Conclusion: IRE1α deficiency impairs autophagy in chondrocytes by upregulating CHERP and increasing intracellular calcium ion content.
目的: 探究肌醇依赖性激酶1α(IRE1α)通过调控内质网钙稳态蛋白(CHERP)影响软骨细胞自噬功能的相关机制。
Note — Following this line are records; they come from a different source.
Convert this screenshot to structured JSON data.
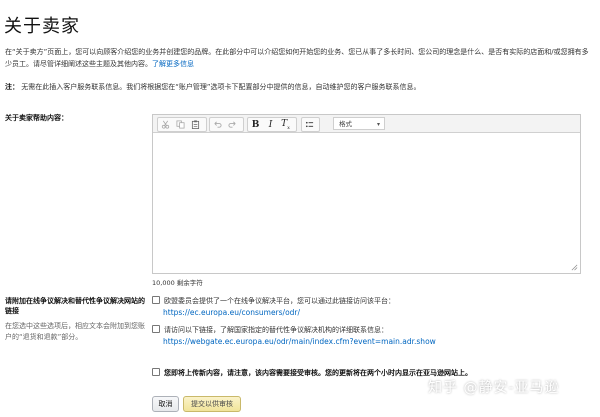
{
  "breadcrumb": "",
  "page_title": "关于卖家",
  "intro": {
    "text": "在“关于卖方”页面上，您可以向顾客介绍您的业务并创建您的品牌。在此部分中可以介绍您如何开始您的业务、您已从事了多长时间、您公司的理念是什么、是否有实际的店面和/或您拥有多少员工。请尽管详细阐述这些主题及其他内容。",
    "link": "了解更多信息"
  },
  "note": {
    "label": "注：",
    "text": "无需在此插入客户服务联系信息。我们将根据您在“账户管理”选项卡下配置部分中提供的信息，自动维护您的客户服务联系信息。"
  },
  "editor": {
    "label": "关于卖家帮助内容：",
    "format_select": "格式",
    "char_count": "10,000 剩余字符",
    "toolbar_icons": [
      "cut-icon",
      "copy-icon",
      "paste-icon",
      "undo-icon",
      "redo-icon",
      "bold-icon",
      "italic-icon",
      "remove-format-icon",
      "bulleted-list-icon"
    ]
  },
  "dispute": {
    "label": "请附加在线争议解决和替代性争议解决网站的链接",
    "description": "在您选中这些选项后，相应文本会附加到您账户的“退货和退款”部分。",
    "options": [
      {
        "label": "欧盟委员会提供了一个在线争议解决平台，您可以通过此链接访问该平台：",
        "url": "https://ec.europa.eu/consumers/odr/",
        "checked": false
      },
      {
        "label": "请访问以下链接，了解国家指定的替代性争议解决机构的详细联系信息：",
        "url": "https://webgate.ec.europa.eu/odr/main/index.cfm?event=main.adr.show",
        "checked": false
      }
    ]
  },
  "acknowledge": {
    "label": "您即将上传新内容，请注意，该内容需要接受审核。您的更新将在两个小时内显示在亚马逊网站上。",
    "checked": false
  },
  "actions": {
    "cancel": "取消",
    "submit": "提交以供审核"
  },
  "watermark": "知乎 @静安-亚马逊",
  "colors": {
    "link": "#0066c0",
    "submit_bg": "#f1e49a",
    "toolbar_bg": "#f3f3f3"
  }
}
方法: 衣霉素(TM)处理人软骨细胞C28/I2,Western blot检测不同时间点的内质网应激和自噬相关蛋白指标。4μ8c、雷帕霉素(Rapa)处理C28/I2(分为:NC组、4μ8c组、Rapa组、4μ8c+Rapa组),Western blot检测自噬相关蛋白指标。分别从软骨组织特异性ERN1基因敲除小鼠(ERN1 CKO)和对照小鼠(Control)软骨组织分离原代软骨细胞,qPCR检测ERN1及自噬相关蛋白ATG5、ATG7的mRNA水平,Western blot检测IRE1α/p-IRE1α、CHERP表达水平,流式细胞术检测胞内钙离子含量。巴佛洛霉素A1(Bafilomycin A1)处理原代软骨细胞(分为Control组、Control+Bafilomycin A1组、ERN1 CKO组、ERN1 CKO+Bafilomycin A1组),Western blot检测LC3Ⅱ、LC3Ⅰ的表达。自噬双荧光病毒在Rapa处理下检测自噬流(分为Control+Rapa组、ERN1 CKO+ Rapa组)。C28/I2中过表达CHERP与IRE1α,免疫荧光检测自噬水平。
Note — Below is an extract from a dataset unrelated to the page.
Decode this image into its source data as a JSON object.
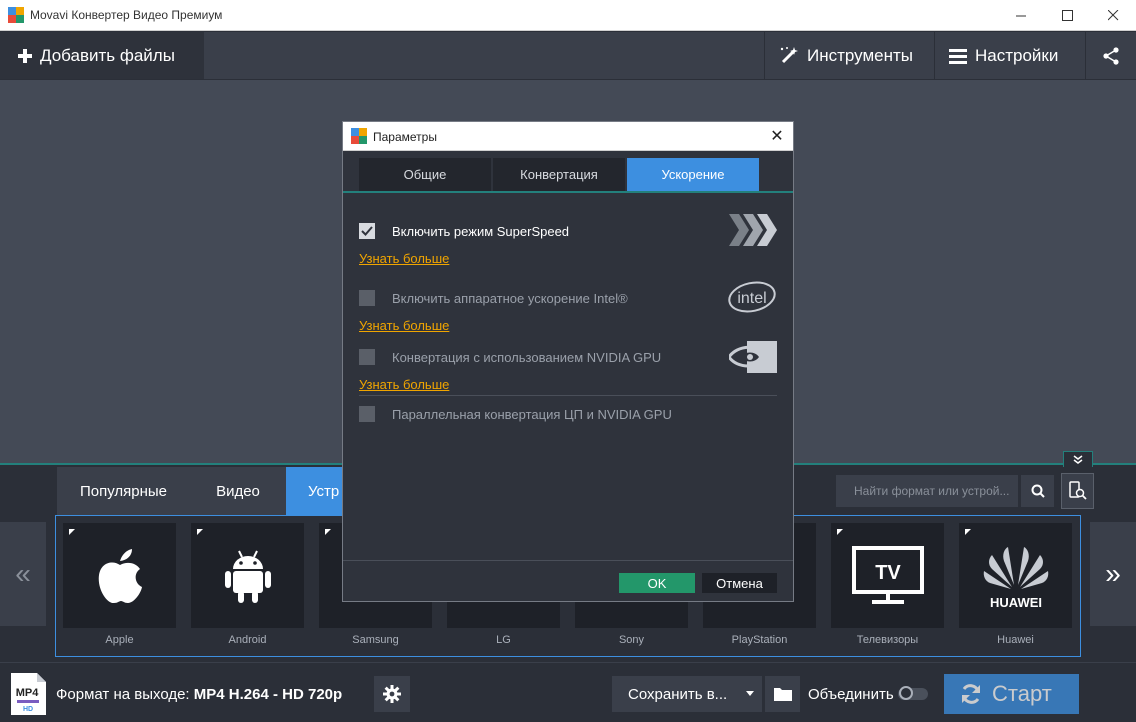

结果: TM处理C28/I2细胞后,内质网应激相关标志蛋白表达上调,LC3Ⅱ/LC3Ⅰ比值上调(P<0.05),p62表达下调(P<0.05)。相较对照组,Rapa上调LC3Ⅱ/LC3Ⅰ比值(P<0.001),4μ8c+ Rapa组相较Rapa组的LC3Ⅱ/LC3Ⅰ比值降低(P<0.05)。相较于对照组,原代软骨细胞中敲除ERN1/IRE1α后,ERN1(P<0.01)、ATG5(P<0.001)、ATG7(P<0.001)mRNA水平显著下调。IRE1α/p-IRE1α蛋白表达缺失或显著下调(P<0.01),CHERP蛋白表达上调(P<0.05),胞内钙离子含量显著上升(P<0.001)。巴佛洛霉素A1处理原代软骨细胞后,Control+Bafilomycin A1组较Control组的LC3Ⅱ/LC3Ⅰ比值上调(P<0.01),ERN1 CKO+Bafilomycin A1组较ERN1 CKO组的LC3Ⅱ/LC3Ⅰ比值上调(P<0.05)、较Control+Bafilomycin A1组的LC3Ⅱ/LC3Ⅰ比值下降(P<0.05)。自噬双荧光病毒处理后,ERN1 CKO+Rapa组较Control+Rapa组未淬灭LC3-GFP荧光增强(P<0.05)。C28/I2细胞中过表达CHERP降低LC3荧光强度,过表达IRE1α增强LC3荧光表达并能部分挽救CHERP导致的荧光降低情况。
结论: IRE1α缺陷通过上调内质网钙稳态蛋白,升高胞内钙离子含量,进一步导致软骨细胞的自噬功能受损。
Keywords: IRE1α; autophagic flux; calcium homeostasis endoplasmic reticulum protein; calcium ions; chondrocytes.